L’ancien mouvement de résistance palestinienne est maintenant invité à « combattre le terrorisme », pas seulement matériellement, pour protéger Israël, mais aussi mentalement. Israël ne veut pas uniquement une trêve ou un cessez-le-feu. Il veut la fin du mouvement des réfugiés palestiniens, peuple qui n’a jamais eu l’occasion de pratiquer la désobéissance civile parce qu’il n’a jamais été sous domination israélienne, peuple qui n’a jamais eu les avantages de la vie sous occupation directe car il a été victime du nettoyage ethnique de 1948, peuple qui ne pouvait dépendre que des armes pour retraverser la frontière vers son ancien pays et briser le silence qui l’engloutissait.
Ce sont les réfugiés palestiniens qui ont créé le mouvement de libération nationale de la Palestine. C’est sous ces auspices que sont nés d’une part les mouvements de résistance à l’occupation et d’autre part, l’élan vers la création d’un Etat Palestinien comme fin en soi.
Qui parmi nous n’a jamais rencontré ce haïssable spécimen qui essaie de se débarrasser des liens qui l’unissent à ceux qui lui ont mis le pied à l’étrier pour arriver au succès ? De telles personnes sont tellement imbues d’elles-mêmes qu’elles effacent jusqu’au souvenir de ceux envers lesquels elles ont une dette de gratitude. Ces grands égos révèlent rapidement une propension à d’autres méfaits.
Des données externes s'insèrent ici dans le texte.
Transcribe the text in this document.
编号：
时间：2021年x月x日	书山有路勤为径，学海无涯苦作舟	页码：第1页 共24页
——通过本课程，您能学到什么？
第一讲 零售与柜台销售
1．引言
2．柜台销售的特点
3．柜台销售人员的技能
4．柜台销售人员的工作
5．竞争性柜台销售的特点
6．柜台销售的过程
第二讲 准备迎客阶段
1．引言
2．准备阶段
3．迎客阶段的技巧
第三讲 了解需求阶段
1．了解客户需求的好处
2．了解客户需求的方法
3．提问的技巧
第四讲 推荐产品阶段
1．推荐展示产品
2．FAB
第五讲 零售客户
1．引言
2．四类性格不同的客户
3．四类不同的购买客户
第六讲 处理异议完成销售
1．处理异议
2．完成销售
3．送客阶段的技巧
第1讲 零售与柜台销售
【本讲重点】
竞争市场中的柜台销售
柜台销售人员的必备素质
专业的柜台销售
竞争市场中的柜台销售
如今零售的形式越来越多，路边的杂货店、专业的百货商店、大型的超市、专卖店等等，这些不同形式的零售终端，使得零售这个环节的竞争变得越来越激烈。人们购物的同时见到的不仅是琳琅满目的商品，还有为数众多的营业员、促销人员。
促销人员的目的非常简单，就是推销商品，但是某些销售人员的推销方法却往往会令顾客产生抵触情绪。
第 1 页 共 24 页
Le cas n’est pas tellement différent pour certains rejetons du mouvement palestinien des réfugiés. Eux aussi combinent l’égocentrisme et une amnésie volontaire. Tous leurs actes semblent proclamer « oui, oui, on a déjà entendu ça » « Vous avez vraiment besoin de continuer à rabâcher les réfugiés et Jérusalem ? »
Parmi ces individus nous devons compter ceux dont la cause palestinienne a fait des vedettes à tel point qu’ils en sont venus à la symboliser, mais qui ensuite ont acquis des intérêts propres, distincts de ceux de la cause qui les avait lancés et des intérêts des gens que la cause est censée représenter. Ils ont alors commencé à faire de la cause palestinienne leur chose, après quoi les réfugiés sont simplement devenus une source d’agacement.
Quand les réfugiés deviennent un trop grand tracas pour l’entreprise publique palestinienne, quelque chose ne va vraiment plus. Un Etat sans le droit au retour est une perversion. C’est un fardeau pour la cause des réfugiés palestiniens, de Jérusalem et de la lutte contre le sionisme
*Originellement publié dans al- Ahram Weekly, le Caire, semaine du 5 au 11 avril 2007.